Supporting a spectrum from whole program to separate compilation to aid in efficient program generation

There are certainly whole program compilers with the aim of making higher level languages compile far more efficient runtime executables. But as I currently understand these compilers, their practical usefulness for large scale program development is limited due to efficiency of the compilation process itself.

So, I was wondering if any languages - more specifically, the types of higher level languages that feature language abstractions that might benefit most whole program compilation - supported a compilation model and associated language abstractions that tried to encompass a wider spectrum of optional efficiency oriented language abstractions and features between whole program model compilation and separate compilation in the name of runtime efficiency.

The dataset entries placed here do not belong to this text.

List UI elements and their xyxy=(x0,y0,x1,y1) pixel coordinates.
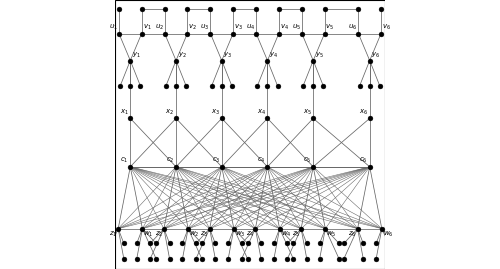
Text: $x_1$: $x_1$ xyxy=(120,108,128,117)
Text: $w_6$: $w_6$ xyxy=(383,230,394,239)
Text: $x_5$: $x_5$ xyxy=(302,108,312,117)
Text: $c_2$: $c_2$ xyxy=(166,156,174,165)
Text: $v_4$: $v_4$ xyxy=(280,23,288,32)
Text: $x_6$: $x_6$ xyxy=(359,108,368,117)
Text: $c_4$: $c_4$ xyxy=(257,156,266,165)
Text: $z_2$: $z_2$ xyxy=(154,230,163,239)
Text: $u_1$: $u_1$ xyxy=(109,23,118,32)
Text: $z_4$: $z_4$ xyxy=(246,230,254,239)
Text: $z_3$: $z_3$ xyxy=(200,230,208,239)
Text: $w_4$: $w_4$ xyxy=(280,230,291,239)
Text: $w_5$: $w_5$ xyxy=(326,230,336,239)
Text: $y_1$: $y_1$ xyxy=(132,51,141,60)
Text: $z_5$: $z_5$ xyxy=(292,230,300,239)
Text: $y_3$: $y_3$ xyxy=(224,51,232,60)
Text: $u_6$: $u_6$ xyxy=(348,23,358,32)
Text: $v_1$: $v_1$ xyxy=(142,23,152,32)
Text: $x_3$: $x_3$ xyxy=(211,108,220,117)
Text: $u_3$: $u_3$ xyxy=(200,23,209,32)
Text: $y_6$: $y_6$ xyxy=(372,51,380,60)
Text: $c_1$: $c_1$ xyxy=(120,156,128,165)
Text: $v_3$: $v_3$ xyxy=(234,23,243,32)
Text: $y_4$: $y_4$ xyxy=(269,51,278,60)
Text: $u_5$: $u_5$ xyxy=(292,23,301,32)
Text: $x_4$: $x_4$ xyxy=(256,108,266,117)
Text: $y_5$: $y_5$ xyxy=(315,51,324,60)
Text: $z_6$: $z_6$ xyxy=(348,230,356,239)
Text: $c_5$: $c_5$ xyxy=(303,156,312,165)
Text: $c_6$: $c_6$ xyxy=(360,156,368,165)
Text: $u_4$: $u_4$ xyxy=(246,23,255,32)
Text: $z_1$: $z_1$ xyxy=(109,230,117,239)
Text: $w_2$: $w_2$ xyxy=(189,230,200,239)
Text: $u_2$: $u_2$ xyxy=(154,23,164,32)
Text: $x_2$: $x_2$ xyxy=(166,108,174,117)
Text: $y_2$: $y_2$ xyxy=(178,51,186,60)
Text: $v_5$: $v_5$ xyxy=(326,23,334,32)
Text: $c_3$: $c_3$ xyxy=(212,156,220,165)
Text: $v_2$: $v_2$ xyxy=(188,23,197,32)
Text: $w_1$: $w_1$ xyxy=(144,230,154,239)
Text: $w_3$: $w_3$ xyxy=(235,230,246,239)
Text: $v_6$: $v_6$ xyxy=(382,23,391,32)
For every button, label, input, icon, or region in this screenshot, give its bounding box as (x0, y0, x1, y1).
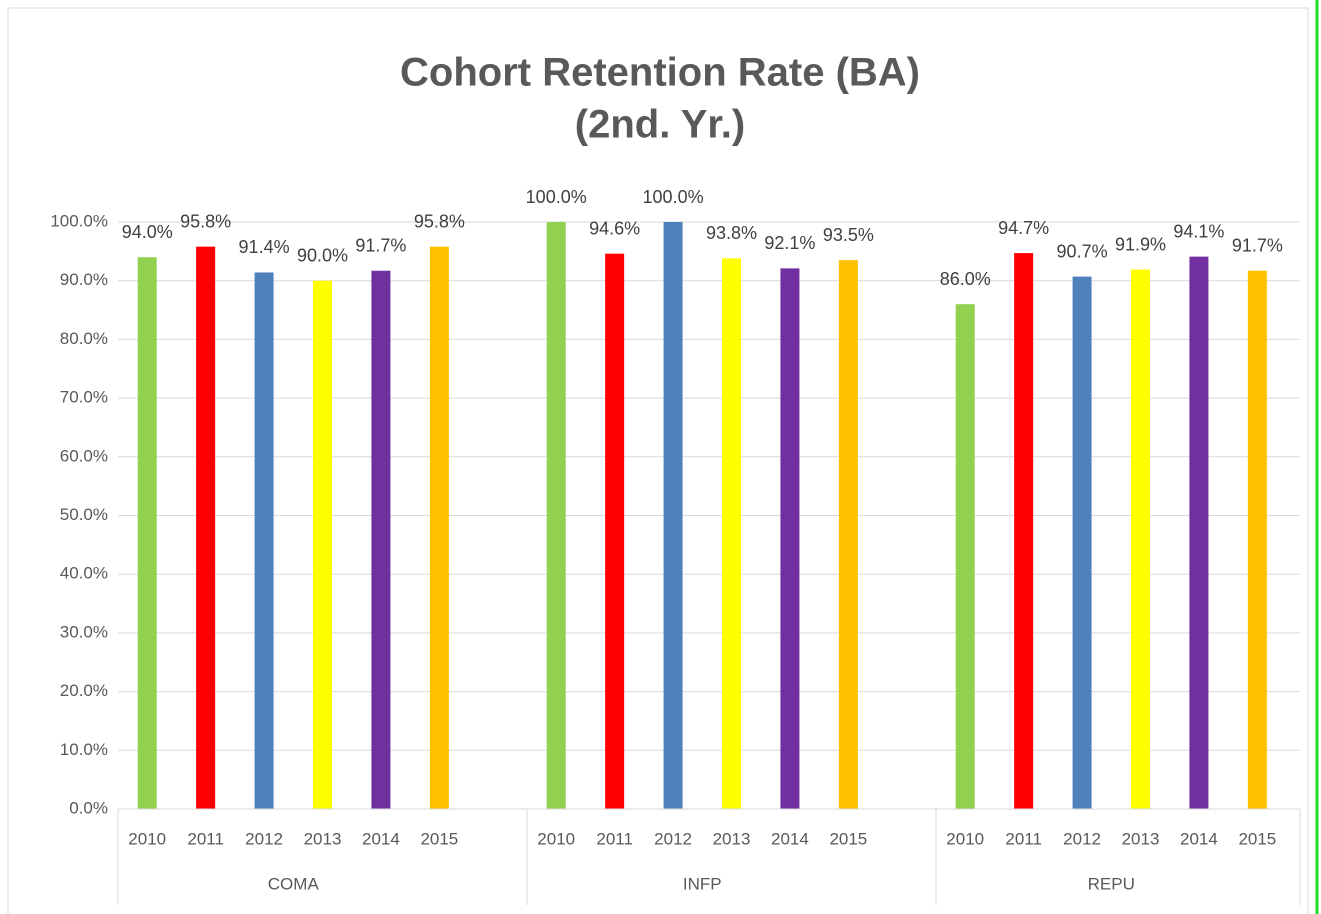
bar (605, 253, 625, 809)
data-label: 92.1% (764, 233, 815, 253)
bar (838, 260, 858, 809)
data-label: 93.5% (823, 225, 874, 245)
y-tick-label: 80.0% (60, 329, 108, 348)
x-tick-label: 2013 (304, 829, 342, 848)
bar (254, 272, 274, 809)
data-label: 90.7% (1057, 241, 1108, 261)
bar (313, 280, 332, 809)
bar (1189, 256, 1209, 809)
x-tick-label: 2014 (362, 829, 400, 848)
bar (780, 268, 800, 809)
data-label: 100.0% (526, 187, 587, 207)
x-tick-label: 2011 (187, 829, 224, 848)
bar (1072, 276, 1092, 809)
chart-title: Cohort Retention Rate (BA) (400, 51, 920, 95)
y-tick-label: 40.0% (60, 564, 108, 583)
x-tick-label: 2010 (946, 829, 984, 848)
x-tick-label: 2012 (245, 829, 283, 848)
data-label: 91.4% (239, 237, 290, 257)
bar (1247, 270, 1267, 809)
y-tick-label: 100.0% (50, 211, 108, 230)
x-tick-label: 2012 (654, 829, 692, 848)
data-label: 91.9% (1115, 234, 1166, 254)
y-tick-label: 50.0% (60, 505, 108, 524)
chart-frame (7, 7, 1309, 914)
x-tick-label: 2013 (1122, 829, 1160, 848)
bar (955, 304, 975, 809)
x-tick-label: 2013 (713, 829, 751, 848)
data-label: 94.1% (1173, 221, 1224, 241)
group-label: REPU (1088, 874, 1135, 893)
bar (371, 270, 391, 809)
x-tick-label: 2014 (1180, 829, 1218, 848)
y-tick-label: 70.0% (60, 388, 108, 407)
bar (429, 246, 449, 810)
x-tick-label: 2010 (128, 829, 166, 848)
x-tick-label: 2010 (537, 829, 575, 848)
x-tick-label: 2012 (1063, 829, 1101, 848)
y-tick-label: 60.0% (60, 446, 108, 465)
data-label: 100.0% (643, 187, 704, 207)
data-label: 94.6% (589, 218, 640, 238)
bar (1131, 269, 1150, 809)
data-label: 91.7% (355, 235, 406, 255)
data-label: 93.8% (706, 223, 757, 243)
x-tick-label: 2011 (596, 829, 633, 848)
y-tick-label: 10.0% (60, 740, 108, 759)
bar (663, 222, 683, 809)
chart-subtitle: (2nd. Yr.) (575, 103, 745, 147)
group-label: COMA (268, 874, 320, 893)
data-label: 86.0% (940, 269, 991, 289)
y-tick-label: 90.0% (60, 270, 108, 289)
data-label: 95.8% (180, 211, 231, 231)
data-label: 94.7% (998, 218, 1049, 238)
x-tick-label: 2015 (829, 829, 867, 848)
data-label: 91.7% (1232, 235, 1283, 255)
bar (196, 246, 216, 810)
bar (722, 258, 741, 809)
data-label: 90.0% (297, 245, 348, 265)
y-tick-label: 20.0% (60, 681, 108, 700)
y-tick-label: 0.0% (69, 798, 108, 817)
x-tick-label: 2014 (771, 829, 809, 848)
bar (137, 257, 157, 810)
x-tick-label: 2011 (1005, 829, 1042, 848)
data-label: 95.8% (414, 211, 465, 231)
x-tick-label: 2015 (420, 829, 458, 848)
bar (546, 222, 566, 809)
group-label: INFP (683, 874, 722, 893)
y-tick-label: 30.0% (60, 622, 108, 641)
x-tick-label: 2015 (1238, 829, 1276, 848)
data-label: 94.0% (122, 222, 173, 242)
bar (1014, 253, 1034, 810)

As for "whole program compilation," what I have in mind instead is some kind of limited "library" - or "package" or "unit" (etc.), let's use "library" for now - abstraction comprised of multiple source files that are subject to "whole library compilation. This would allow programming teams to decide when to apply a more limited scope of "whole program compilation" just to performance critical libraries in their programs.

Between these "libraries" (however they are compiled), we have "separate compilation" made safe via traditional module "signatures," or unit "interfaces" or whatever (pick your lingo and preferred module header styled feature).

But additionally, within the "separate compilation model," we might also support other language features that assist the compiler in generating more efficient code. Some low hanging fruit might be: annotations and/or compiler driven function inlining, annotation or compiler driven loop unrolling, C++ or D style template data types and functions (as an alternative to "normal" generic, parametric polymorphic functions and data types), C (and Smalltalk, interestingly)-styled variable length data structures, full blown Scheme styled macros (no, not always or even primarily an efficiency tool, but still...), annotations for "destructured" function argument data types (potentially avoiding memory allocation for passing many function arguments), and so on and so forth.

Once could write entire programs in the language without using these features, but one could also write entire libraries (say, just for example, a performance oriented OpenGL or encryption library) using these directives and alternative language level abstractions - and then pull out all the stops by subjecting the "library" to whole program compilation. Aside from segregation of the program into discrete libraries (yes, not always an easy task in the general case), most of these efficiency oriented features could be utilized incrementally in modifying a program in response to profiling.

Skipping the not-so-high-level C++ (simple macros, templates), are there any higher level languages that support such a "spectrum of efficiency oriented language abstractions and features." I'm particularly interested in the concept of a more limited scope for "whole program compilation" via some kind of more selective "library" abstraction.

I'd welcome any wisdom on efficacy, usability and implementation challenges.